Tips for finding real relationships in this world
It can be really hard to find a real relationship when you’re surrounded by hookups. But the good news is that we live in a world where there are people of all different shapes, sizes, and orientations. There are people out there who want something real just as much as you do. You just have to get out there and find them!
- Start by getting off your phone- it’s too easy to scroll through profiles on dating apps like Grindr or Tinder and decide that no one is worth your time. Then before you know it, hours have passed without any interactions with people in person. Make an effort to put down your phone and meet people IRL.
- Ask yourself what you’re looking for not just in a partner, but in life. What would make this next chapter amazing? Maybe you want someone to grow old with or maybe you want to explore the world together. Figure out what type of lifestyle makes you happy, then look for someone who shares those goals with you.
- Stop thinking about relationships as a means to an end if you’re only interested in meeting new people or finding sex partners, then yeah, go ahead and sign up for Grindr or another gay app. But if you want something more than that, it might be time to change the way you approach dating.
- Get out of your comfort zone – take a class, volunteer somewhere, or join an organization. Do things that will expose you to different types of people and broaden your horizons.
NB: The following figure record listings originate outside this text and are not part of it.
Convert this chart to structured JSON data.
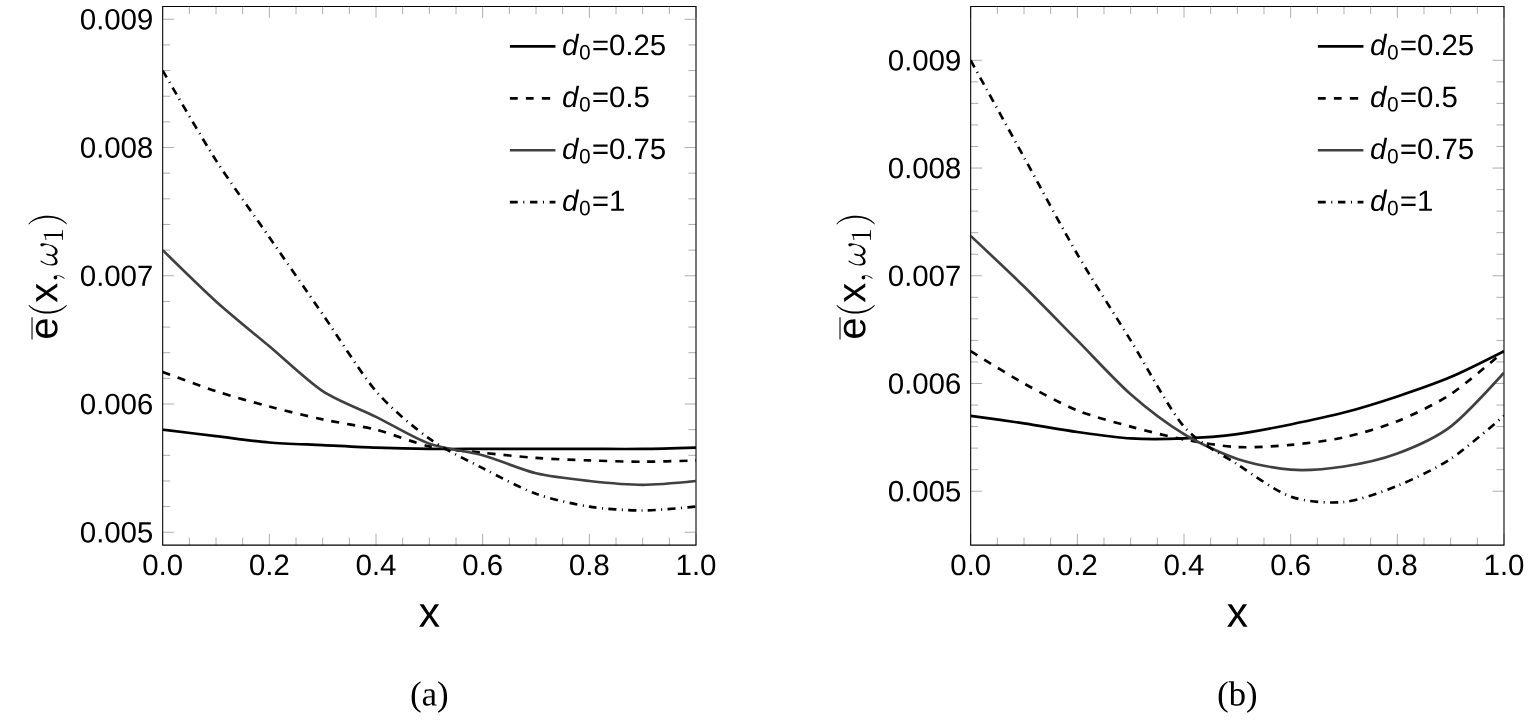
{
  "chart_data": [
    {
      "type": "line",
      "xlabel": "x",
      "ylabel": "\\overline{\\mathrm{e}}(\\mathrm{x},\\omega_1)",
      "annotations": [
        "(a)"
      ],
      "legend": "top right",
      "grid": false,
      "x": [
        0,
        0.1,
        0.2,
        0.3,
        0.4,
        0.5,
        0.6,
        0.7,
        0.8,
        0.9,
        1.0
      ],
      "xlim": [
        0,
        1
      ],
      "ylim": [
        0.0049,
        0.0091
      ],
      "xticks": [
        {
          "value": 0,
          "label": "0.0"
        },
        {
          "value": 0.2,
          "label": "0.2"
        },
        {
          "value": 0.4,
          "label": "0.4"
        },
        {
          "value": 0.6,
          "label": "0.6"
        },
        {
          "value": 0.8,
          "label": "0.8"
        },
        {
          "value": 1,
          "label": "1.0"
        }
      ],
      "yticks": [
        0.005,
        0.006,
        0.007,
        0.008,
        0.009
      ],
      "series": [
        {
          "name": "*d*$_{0}$=0.25",
          "color": "#000000",
          "line_style": "solid",
          "values": [
            0.0058,
            0.00575,
            0.0057,
            0.00568,
            0.00566,
            0.00565,
            0.00565,
            0.00565,
            0.00565,
            0.00565,
            0.00566
          ]
        },
        {
          "name": "*d*$_{0}$=0.5",
          "color": "#000000",
          "line_style": "dashed",
          "values": [
            0.00625,
            0.0061,
            0.00598,
            0.00588,
            0.0058,
            0.00567,
            0.00562,
            0.00558,
            0.00556,
            0.00555,
            0.00556
          ]
        },
        {
          "name": "*d*$_{0}$=0.75",
          "color": "#404040",
          "line_style": "solid",
          "values": [
            0.0072,
            0.0068,
            0.00645,
            0.0061,
            0.0059,
            0.00569,
            0.0056,
            0.00546,
            0.0054,
            0.00537,
            0.0054
          ]
        },
        {
          "name": "*d*$_{0}$=1",
          "color": "#000000",
          "line_style": "dashdot",
          "values": [
            0.0086,
            0.0079,
            0.0073,
            0.0067,
            0.0061,
            0.00573,
            0.0055,
            0.0053,
            0.0052,
            0.00517,
            0.0052
          ]
        }
      ]
    },
    {
      "type": "line",
      "xlabel": "x",
      "ylabel": "\\overline{\\mathrm{e}}(\\mathrm{x},\\omega_1)",
      "annotations": [
        "(b)"
      ],
      "legend": "top right",
      "grid": false,
      "x": [
        0,
        0.1,
        0.2,
        0.3,
        0.4,
        0.5,
        0.6,
        0.7,
        0.8,
        0.9,
        1.0
      ],
      "xlim": [
        0,
        1
      ],
      "ylim": [
        0.0045,
        0.0095
      ],
      "xticks": [
        {
          "value": 0,
          "label": "0.0"
        },
        {
          "value": 0.2,
          "label": "0.2"
        },
        {
          "value": 0.4,
          "label": "0.4"
        },
        {
          "value": 0.6,
          "label": "0.6"
        },
        {
          "value": 0.8,
          "label": "0.8"
        },
        {
          "value": 1,
          "label": "1.0"
        }
      ],
      "yticks": [
        0.005,
        0.006,
        0.007,
        0.008,
        0.009
      ],
      "series": [
        {
          "name": "*d*$_{0}$=0.25",
          "color": "#000000",
          "line_style": "solid",
          "values": [
            0.0057,
            0.00563,
            0.00555,
            0.00549,
            0.00549,
            0.00553,
            0.00562,
            0.00573,
            0.00588,
            0.00606,
            0.0063
          ]
        },
        {
          "name": "*d*$_{0}$=0.5",
          "color": "#000000",
          "line_style": "dashed",
          "values": [
            0.0063,
            0.006,
            0.00575,
            0.0056,
            0.00548,
            0.00541,
            0.00543,
            0.0055,
            0.00565,
            0.0059,
            0.0063
          ]
        },
        {
          "name": "*d*$_{0}$=0.75",
          "color": "#404040",
          "line_style": "solid",
          "values": [
            0.00737,
            0.0069,
            0.0064,
            0.0059,
            0.00553,
            0.0053,
            0.0052,
            0.00523,
            0.00535,
            0.0056,
            0.0061
          ]
        },
        {
          "name": "*d*$_{0}$=1",
          "color": "#000000",
          "line_style": "dashdot",
          "values": [
            0.009,
            0.0081,
            0.0072,
            0.0064,
            0.0056,
            0.00525,
            0.00495,
            0.0049,
            0.00505,
            0.0053,
            0.0057
          ]
        }
      ]
    }
  ]
}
- Let everyone know what you’re looking for – there’s nothing wrong with being open about the kind of relationships you want. Right people are more likely to notice you if you manifest what you are looking for in your own life.
Be honest about who you are and what you’re looking for and the right person will come along soon enough. Sure, there will be rejections here and there, but you’ll never find true love if you don’t try. All the little things you do today – whether it’s online or in person – will help lead to big changes tomorrow. We can break up with hookup culture together; all we need is a little bit of faith and courage.